Não do tipo polido e nostálgico, o destaque filtrado que postamos e revisitamos, mas o ato cru e inabalável de conhecer quem você costumava ser e dizer, obrigado de qualquer maneira. Essa é a espinha dorsal emocional do último lançamento de Bri Fletcher, “New Her”, uma música já rica em introspecção que agora encontra uma pulsação ainda mais profunda através de seu videoclipe recém-revelado.
E não apenas acompanha a música, mas a expande.
Em “New Her”, Fletcher se apoia no poder silencioso da evolução pessoal, elaborando uma narrativa que parece menos uma declaração e mais uma conversa ao longo do tempo. O vídeo reflete essa intimidade, traçando visualmente o caminho do crescimento ao colocar Fletcher cara a cara com versões passadas de si mesma. É um conceito que poderia facilmente se transformar em clichê, mas nas mãos de Fletcher ele cai com uma sinceridade desarmante.
“’New Her’ foi escrita sobre visitar versões mais antigas de você mesmo e ser grato pelo crescimento que o levou até onde está hoje”, compartilhou Fletcher. “Então, no videoclipe, eu realmente queria capturar esse visual e sentimento visitando versões passadas de mim mesmo e apreciando-as de longe. Para mim, foi sobre aceitar os momentos inocentes, os momentos dolorosos e os momentos que levaram a um imenso crescimento em minha vida. É um vídeo muito emocionante que espero que faça você agradecer ao seu eu mais jovem por tudo!”

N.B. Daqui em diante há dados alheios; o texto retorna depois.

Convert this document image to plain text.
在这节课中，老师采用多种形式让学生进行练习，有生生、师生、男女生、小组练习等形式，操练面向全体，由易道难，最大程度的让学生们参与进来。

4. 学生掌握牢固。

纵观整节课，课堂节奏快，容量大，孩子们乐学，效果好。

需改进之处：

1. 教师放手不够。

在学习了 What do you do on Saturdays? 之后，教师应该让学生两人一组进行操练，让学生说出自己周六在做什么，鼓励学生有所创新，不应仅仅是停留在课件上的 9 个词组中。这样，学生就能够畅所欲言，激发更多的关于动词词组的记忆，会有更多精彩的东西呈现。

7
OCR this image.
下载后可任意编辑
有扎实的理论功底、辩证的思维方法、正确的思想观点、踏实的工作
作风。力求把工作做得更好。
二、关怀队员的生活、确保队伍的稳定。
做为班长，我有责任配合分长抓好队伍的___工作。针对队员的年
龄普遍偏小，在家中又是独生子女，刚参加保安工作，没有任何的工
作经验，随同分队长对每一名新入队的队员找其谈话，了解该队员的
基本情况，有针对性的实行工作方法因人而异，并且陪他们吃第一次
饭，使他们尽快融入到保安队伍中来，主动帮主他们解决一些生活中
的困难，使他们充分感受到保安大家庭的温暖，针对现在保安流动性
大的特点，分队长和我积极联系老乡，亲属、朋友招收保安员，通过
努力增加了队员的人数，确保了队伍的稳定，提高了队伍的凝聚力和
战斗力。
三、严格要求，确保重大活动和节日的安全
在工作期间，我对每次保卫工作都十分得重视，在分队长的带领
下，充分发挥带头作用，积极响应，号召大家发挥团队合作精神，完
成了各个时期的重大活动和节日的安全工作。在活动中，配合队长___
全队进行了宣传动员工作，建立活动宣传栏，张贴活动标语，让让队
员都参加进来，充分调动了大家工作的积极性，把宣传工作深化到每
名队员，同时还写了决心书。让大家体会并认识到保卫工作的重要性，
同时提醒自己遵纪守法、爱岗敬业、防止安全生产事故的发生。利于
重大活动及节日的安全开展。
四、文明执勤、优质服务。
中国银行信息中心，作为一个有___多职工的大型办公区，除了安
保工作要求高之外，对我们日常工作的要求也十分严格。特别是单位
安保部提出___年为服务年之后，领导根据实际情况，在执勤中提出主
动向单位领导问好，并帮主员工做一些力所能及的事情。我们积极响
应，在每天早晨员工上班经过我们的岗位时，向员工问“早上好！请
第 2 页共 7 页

Esse núcleo emocional é o que dá peso ao vídeo. Há uma ternura tecida por toda parte, olhares calmos, gestos sutis, momentos que duram apenas o suficiente para deixar o sentimento se instalar em seu peito. Não se trata de reescrever o passado ou romantizá-lo; trata-se de reconhecê-lo. Cada passo em falso, cada desgosto, cada momento fugaz de inocência, todos fazem parte da arquitetura que construiu a pessoa que existe hoje.
O que chama a atenção é como o vídeo reformula a música em si. “New Her” já carrega um sentido de reflexão em sua letra, mas o visual dá nova vida a essas palavras, transformando-as em algo mais tátil, mais imediato. Você não apenas ouve o crescimento, você o vê, sente e, se for como a maioria dos ouvintes, começa a traçar sua própria linha do tempo no processo.
Esse é o superpoder silencioso de Fletcher: ela não apenas conta sua história, ela convida você para a sua própria.
Num género que frequentemente celebra o avanço, novos amores, novos caminhos, novos capítulos, “New Her” ousa fazer uma pausa e olhar para trás com graça. É um lembrete de que o crescimento nem sempre é ruidoso ou triunfante. Às vezes, é simplesmente o ato de ficar parado, virar-se e acenar silenciosamente com a cabeça para a pessoa que você costumava ser.
E nesse momento, Bri Fletcher não apenas apresenta uma “nova ela”, ela honra cada versão que a tornou possível.